まず1点目演者や舞台が日本、もしくは違和感を生まないものであること。
これは、満たせていません。1mmも満たせていません。
上記の通り、登場人物の100パーセントが外国人なのに対して、全てにおいて日本人が演じるという異様ぶり。
これだけ左側にカタカナが並び、右側に日本語が並んでいるのは異様ですね。ディーンフジオカだけカタカナなのでニアピンです。
この部分の条件は守られていません。
2点目、原作を知らない人にも面白いストーリーであること。
ここが最も可能性のある箇所。ストーリーがしっかりとしていれば、映画としては成立します。原作ファンからの評価は低くとも、ストーリーさえ明瞭かつ面白ければ、新規客からは一定の評価を得られるでしょう。

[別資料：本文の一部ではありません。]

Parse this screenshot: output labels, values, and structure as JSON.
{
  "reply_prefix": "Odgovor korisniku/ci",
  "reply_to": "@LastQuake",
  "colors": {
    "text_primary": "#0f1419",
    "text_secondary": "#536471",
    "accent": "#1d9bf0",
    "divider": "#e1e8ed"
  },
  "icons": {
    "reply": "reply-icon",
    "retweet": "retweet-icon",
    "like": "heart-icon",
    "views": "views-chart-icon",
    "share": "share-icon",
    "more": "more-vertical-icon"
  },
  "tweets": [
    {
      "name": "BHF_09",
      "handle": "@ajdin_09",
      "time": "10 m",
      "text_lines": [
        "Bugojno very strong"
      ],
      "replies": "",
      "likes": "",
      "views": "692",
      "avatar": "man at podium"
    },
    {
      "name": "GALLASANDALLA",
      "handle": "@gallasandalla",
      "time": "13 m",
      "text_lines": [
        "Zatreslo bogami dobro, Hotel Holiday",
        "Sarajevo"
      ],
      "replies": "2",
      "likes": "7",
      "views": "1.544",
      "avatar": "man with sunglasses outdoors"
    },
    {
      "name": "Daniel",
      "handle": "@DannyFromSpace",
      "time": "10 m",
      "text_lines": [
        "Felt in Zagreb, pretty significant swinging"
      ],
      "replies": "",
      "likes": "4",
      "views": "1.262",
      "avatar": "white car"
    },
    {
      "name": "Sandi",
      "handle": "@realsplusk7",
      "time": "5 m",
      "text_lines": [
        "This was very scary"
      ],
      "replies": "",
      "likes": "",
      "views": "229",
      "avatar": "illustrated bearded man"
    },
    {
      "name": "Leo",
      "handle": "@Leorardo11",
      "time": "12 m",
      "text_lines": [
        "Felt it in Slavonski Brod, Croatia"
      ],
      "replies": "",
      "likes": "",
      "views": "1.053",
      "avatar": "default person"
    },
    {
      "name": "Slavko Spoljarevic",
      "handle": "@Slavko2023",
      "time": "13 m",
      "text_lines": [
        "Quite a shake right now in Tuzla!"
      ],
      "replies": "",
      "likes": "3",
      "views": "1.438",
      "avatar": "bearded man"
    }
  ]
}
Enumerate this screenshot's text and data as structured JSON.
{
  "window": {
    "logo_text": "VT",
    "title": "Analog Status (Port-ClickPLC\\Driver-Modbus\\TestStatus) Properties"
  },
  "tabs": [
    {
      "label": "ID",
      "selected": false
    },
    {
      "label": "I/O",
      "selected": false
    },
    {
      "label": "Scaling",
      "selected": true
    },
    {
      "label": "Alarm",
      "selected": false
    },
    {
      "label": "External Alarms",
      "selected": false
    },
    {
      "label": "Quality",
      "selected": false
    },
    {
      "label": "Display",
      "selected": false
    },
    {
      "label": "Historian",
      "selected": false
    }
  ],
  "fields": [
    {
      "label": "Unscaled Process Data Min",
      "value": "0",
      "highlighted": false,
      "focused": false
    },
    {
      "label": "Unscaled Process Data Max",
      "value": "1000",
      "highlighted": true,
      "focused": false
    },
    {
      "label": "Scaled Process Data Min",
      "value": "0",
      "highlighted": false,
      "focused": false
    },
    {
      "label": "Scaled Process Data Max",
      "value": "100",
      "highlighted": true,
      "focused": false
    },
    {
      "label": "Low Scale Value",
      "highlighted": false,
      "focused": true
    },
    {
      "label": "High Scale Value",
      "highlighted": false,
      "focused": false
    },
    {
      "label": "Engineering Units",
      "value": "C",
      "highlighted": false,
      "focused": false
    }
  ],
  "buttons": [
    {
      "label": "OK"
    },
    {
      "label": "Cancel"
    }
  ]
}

次回作では「スカー」(新田真剣佑)がキーキャラクターとなりそうです。新田真剣佑は、るろうに剣心でも剣心最大の敵である「雪代縁」役も演じています。アクション・演技力・ビジュアルをとってもかなりのポテンシャルを持っていますから、スカーへ物語をフォーカスすることで解決する可能性があります。
まっけん一本頼みです。
最後はCGを多用しないこと。
これは公開前とはいえ、おそらく多用すると予想できます。ハガレンにおいて戦闘シーンでCGを使わないわけにはいきません。とはいえ、1作目での酷評を受け、真摯にハガレンに向き合えば、CGを多用はしないと言う結論に至ってくれるのではないかと思います。
しかし予告編を見たところ、また安CGばかりのようですから望み薄ですね。
ここももし満たされなければ、3つの要件のうち2つが満たされないことになりますから、またコケでしまうでしょう。
まとめ
今回は、実写映画ハガレンの続編の生き残る活路について考えてみました。
正直言って、コケないためには「公開しない」のが1番ではあります…。
今回はもう2作品公開が予告されたので、出来るだけ「マシ」な状態で後悔する必要がありますね。
映画館に見にいくつもりはありませんが、まずは世間の評価を待って様子を見てみます。
ちなみに、前述したハガレン1作目とジョジョ実写化について、高評価・もしくは当たり障りのない言葉で記述されたサイトは信用に足らないのでお気をつけてください…。